Les assurances obligatoires pour un restaurateur

Contrairement à d’autres professions réglementées (avocats, experts-comptables, agents immobiliers), la restauration n’impose aucune RC professionnelle obligatoire par décret métier. Toutefois, plusieurs obligations s’appliquent indirectement.

La responsabilité civile : exigée par le statut juridique et par le bail

Une SARL, une SAS ou une SASU doit souscrire une assurance responsabilité civile en application de l’article L.124-1 du Code des assurances et des règles de gouvernance prévues par le Code de commerce. Au-delà, la quasi-totalité des baux commerciaux conclus en restauration impose une attestation d’assurance multirisque locataire couvrant l’incendie, l’explosion, le dégât des eaux et la responsabilité locative. Sans cette attestation, le bailleur peut résilier le bail (article 1733 du Code civil sur la présomption de responsabilité du locataire en cas d’incendie).

La mutuelle santé collective des salariés

Depuis l’Accord national interprofessionnel du 11 janvier 2013 et la loi du 14 juin 2013, tout employeur du secteur privé doit financer au moins 50 % d’une mutuelle santé collective pour ses salariés. Dans la convention collective nationale HCR (Hôtels-Cafés-Restaurants, IDCC 1979), la mutuelle d’entreprise est obligatoire pour tous les salariés non couverts à titre individuel, avec un socle minimal de garanties (panier de soins ANI).
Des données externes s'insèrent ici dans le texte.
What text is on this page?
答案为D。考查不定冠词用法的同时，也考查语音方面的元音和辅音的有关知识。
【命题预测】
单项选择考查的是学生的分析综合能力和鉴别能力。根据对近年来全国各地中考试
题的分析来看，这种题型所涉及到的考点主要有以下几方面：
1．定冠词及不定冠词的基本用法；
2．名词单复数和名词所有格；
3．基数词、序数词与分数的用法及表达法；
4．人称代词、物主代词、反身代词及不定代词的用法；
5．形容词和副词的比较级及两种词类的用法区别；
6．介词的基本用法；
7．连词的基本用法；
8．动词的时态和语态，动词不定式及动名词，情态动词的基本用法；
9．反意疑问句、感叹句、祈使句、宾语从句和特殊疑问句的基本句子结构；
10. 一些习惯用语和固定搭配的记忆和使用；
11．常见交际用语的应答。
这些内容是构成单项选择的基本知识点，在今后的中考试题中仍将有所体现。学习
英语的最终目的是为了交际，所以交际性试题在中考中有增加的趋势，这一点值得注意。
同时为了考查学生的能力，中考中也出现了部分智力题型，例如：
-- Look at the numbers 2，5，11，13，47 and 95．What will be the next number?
L’assurance des véhicules professionnels

Tout véhicule professionnel utilisé pour la livraison (scooter, vélo cargo électrique, utilitaire) doit être assuré au minimum au tiers (article L.211-1 du Code des assurances). Pour la livraison à domicile via plateformes (Uber Eats, Deliveroo), un avenant usage professionnel est indispensable : un contrat auto particulier exclut systématiquement les sinistres survenus lors d’une tournée rémunérée. Pour les établissements gérant plusieurs véhicules, un contrat de flotte automobile entreprise mutualise les garanties et simplifie la gestion.

Les assurances fortement recommandées

Au-delà du socle légal, le restaurateur a tout intérêt à compléter sa protection par les garanties suivantes, qui correspondent aux sinistres les plus fréquents constatés dans le secteur.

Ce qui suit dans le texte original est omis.